AFP Member Profile Picture - Annie Schultheis

 

 
 
 

Annie serves as Development Associate for Auberle where she is responsible for grant writing, foundation relations, and marketing and communications. Annie has been in development for nearly two years.

 

 

1.    What is the most rewarding thing about being a professional fundraiser?
Obviously the mission! Auberle is an organization that serves at-risk youth and families. I know that the money my department raises helps create opportunities for these children and families to improve their lives and become happy, successful and independent.

 

2.    How did you first become involved in development? 
By chance – my background is as a reporter and then media relations. I was looking for a position that would allow for me to take ownership and manage projects and increase my skill set. As any fundraiser knows, this happens the second you walk into a Development Department.

3.    What keeps you in development? 
It’s something different every day. I like the fact that I always have to be on my toes because no two days are exactly alike. I feel constantly challenged.

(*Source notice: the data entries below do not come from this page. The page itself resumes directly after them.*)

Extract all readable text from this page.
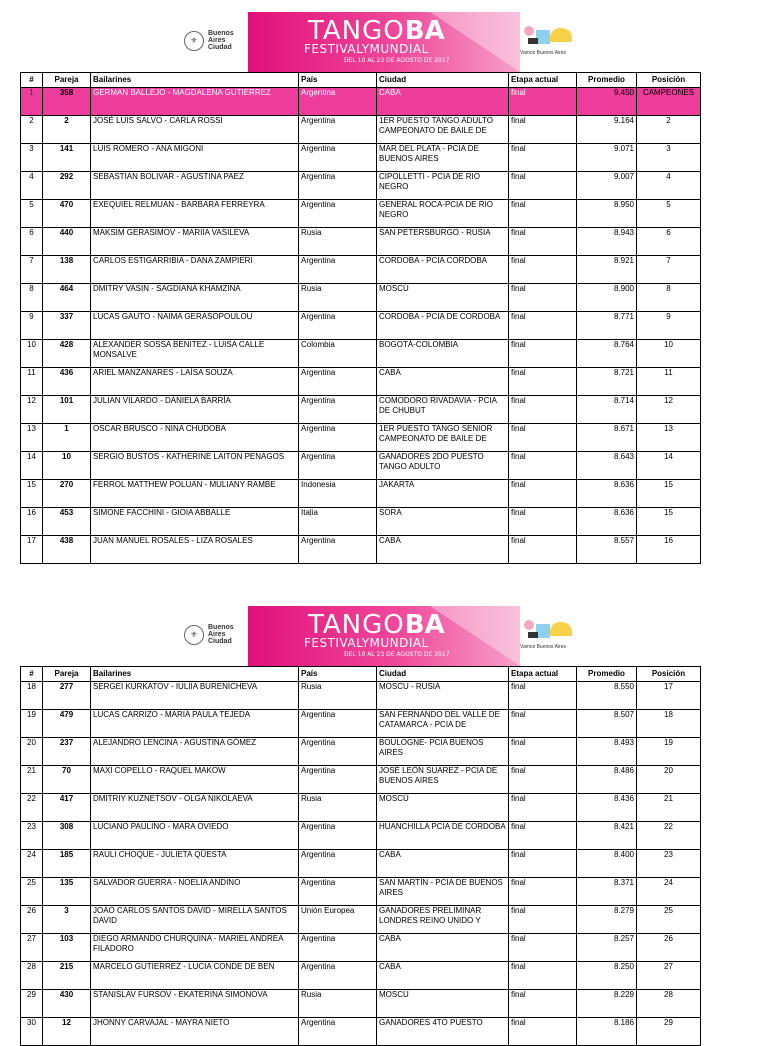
⚜
Buenos
Aires
Ciudad
TANGOBA
FESTIVALYMUNDIAL
DEL 10 AL 23 DE AGOSTO DE 2017
Vamos Buenos Aires
#	Pareja	Bailarines	País	Ciudad	Etapa actual	Promedio	Posición
1	358	GERMAN BALLEJO - MAGDALENA GUTIERREZ	Argentina	CABA	final	9.450	CAMPEONES
2	2	JOSÉ LUIS SALVO - CARLA ROSSI	Argentina	1ER PUESTO TANGO ADULTO CAMPEONATO DE BAILE DE	final	9.164	2
3	141	LUIS ROMERO - ANA MIGONI	Argentina	MAR DEL PLATA - PCIA DE BUENOS AIRES	final	9.071	3
4	292	SEBASTIAN BOLIVAR - AGUSTINA PAEZ	Argentina	CIPOLLETTI - PCIA DE RIO NEGRO	final	9.007	4
5	470	EXEQUIEL RELMUAN - BARBARA FERREYRA	Argentina	GENERAL ROCA-PCIA DE RIO NEGRO	final	8.950	5
6	440	MAKSIM GERASIMOV - MARIIA VASILEVA	Rusia	SAN PETERSBURGO - RUSIA	final	8.943	6
7	138	CARLOS ESTIGARRIBIA - DANA ZAMPIERI	Argentina	CORDOBA - PCIA CORDOBA	final	8.921	7
8	464	DMITRY VASIN - SAGDIANA KHAMZINA	Rusia	MOSCÚ	final	8.900	8
9	337	LUCAS GAUTO - NAIMA GERASOPOULOU	Argentina	CORDOBA - PCIA DE CORDOBA	final	8.771	9
10	428	ALEXANDER SOSSA BENITEZ - LUISA CALLE MONSALVE	Colombia	BOGOTÁ-COLOMBIA	final	8.764	10
11	436	ARIEL MANZANARES - LAÍSA SOUZA	Argentina	CABA	final	8.721	11
12	101	JULIAN VILARDO - DANIELA BARRÍA	Argentina	COMODORO RIVADAVIA - PCIA DE CHUBUT	final	8.714	12
13	1	OSCAR BRUSCO - NINA CHUDOBA	Argentina	1ER PUESTO TANGO SENIOR CAMPEONATO DE BAILE DE	final	8.671	13
14	10	SERGIO BUSTOS - KATHERINE LAITON PENAGOS	Argentina	GANADORES 2DO PUESTO TANGO ADULTO	final	8.643	14
15	270	FERROL MATTHEW POLUAN - MULIANY RAMBE	Indonesia	JAKARTA	final	8.636	15
16	453	SIMONE FACCHINI - GIOIA ABBALLE	Italia	SORA	final	8.636	15
17	438	JUAN MANUEL ROSALES - LIZA ROSALES	Argentina	CABA	final	8.557	16
⚜
Buenos
Aires
Ciudad
TANGOBA
FESTIVALYMUNDIAL
DEL 10 AL 23 DE AGOSTO DE 2017
Vamos Buenos Aires
#	Pareja	Bailarines	País	Ciudad	Etapa actual	Promedio	Posición
18	277	SERGEI KURKATOV - IULIIA BURENICHEVA	Rusia	MOSCU - RUSIA	final	8.550	17
19	479	LUCAS CARRIZO - MARIA PAULA TEJEDA	Argentina	SAN FERNANDO DEL VALLE DE CATAMARCA - PCIA DE	final	8.507	18
20	237	ALEJANDRO LENCINA - AGUSTINA GÓMEZ	Argentina	BOULOGNE- PCIA BUENOS AIRES	final	8.493	19
21	70	MAXI COPELLO - RAQUEL MAKOW	Argentina	JOSÉ LEÓN SUAREZ - PCIA DE BUENOS AIRES	final	8.486	20
22	417	DMITRIY KUZNETSOV - OLGA NIKOLAEVA	Rusia	MOSCÚ	final	8.436	21
23	308	LUCIANO PAULINO - MARA OVIEDO	Argentina	HUANCHILLA PCIA DE CORDOBA	final	8.421	22
24	185	RAULI CHOQUE - JULIETA QÜESTA	Argentina	CABA	final	8.400	23
25	135	SALVADOR GUERRA - NOELIA ANDINO	Argentina	SAN MARTÍN - PCIA DE BUENOS AIRES	final	8.371	24
26	3	JOAO CARLOS SANTOS DAVID - MIRELLA SANTOS DAVID	Unión Europea	GANADORES PRELIMINAR LONDRES REINO UNIDO Y	final	8.279	25
27	103	DIEGO ARMANDO CHURQUINA - MARIEL ANDREA FILADORO	Argentina	CABA	final	8.257	26
28	215	MARCELO GUTIERREZ - LUCIA CONDE DE BEN	Argentina	CABA	final	8.250	27
29	430	STANISLAV FURSOV - EKATERINA SIMONOVA	Rusia	MOSCÚ	final	8.229	28
30	12	JHONNY CARVAJAL - MAYRA NIETO	Argentina	GANADORES 4TO PUESTO	final	8.186	29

4.    How is fundraising different compared to when you started in the profession? 
Well with only two years in the field I can’t say much, but even in that short amount of time I am amazed at how creative Pittsburgh nonprofits can be. Funding streams are changing daily and fundraisers are constantly changing to meet the challenge.

5.    What advice would you give anyone starting out in the profession? 
Don’t give up! It’s hard work, chaotic and sometimes stressful but it’s worth it. The work you’re doing is so important.

6.    What was the best training you attended as a fundraiser and why?
My team attended a training by Simone Joyaux through AFP recently. She was candid, honest and really had a sense of the challenges facing non-profits. With all of us facing limited time and resources, she provided quick, practical steps that we could implement immediately

7.    What do you think is the best way for someone to get involved in development either as a volunteer or as a professional? 
Just dive in. I don’t think you can really understand the inner workings of a Development Department until you become enmeshed in it. As long as you have an interest in fundraising, I think it’s worth it just to take the plunge and find out if it’s for you.

8.    What is the best piece of advice you received? 
Remember the mission and why you’re doing what you do.

9.    Why are you a member of AFP?  
As someone new to the profession, I need advice from people in the field who have been there and done it!

10.    What would you like to see happen in AFP in the next five years? 
I think many people come to Development careers through different paths and many young people may not think of fundraising as something that could be their lifelong career. By strengthening our younger membership, we could retain these young people and their energy and build a really dynamic, experienced fundraising community in the coming years.

11.    Where do you see the future of fundraising? 
In the hands on the donors! Donors want more choices in terms of how and why they give. They want to see the tangible impact of their donations. I really believe that the days of hard checks by direct mail are dwindling and that we have to learn to listen to our donors. We have to be flexible to respond to their requests.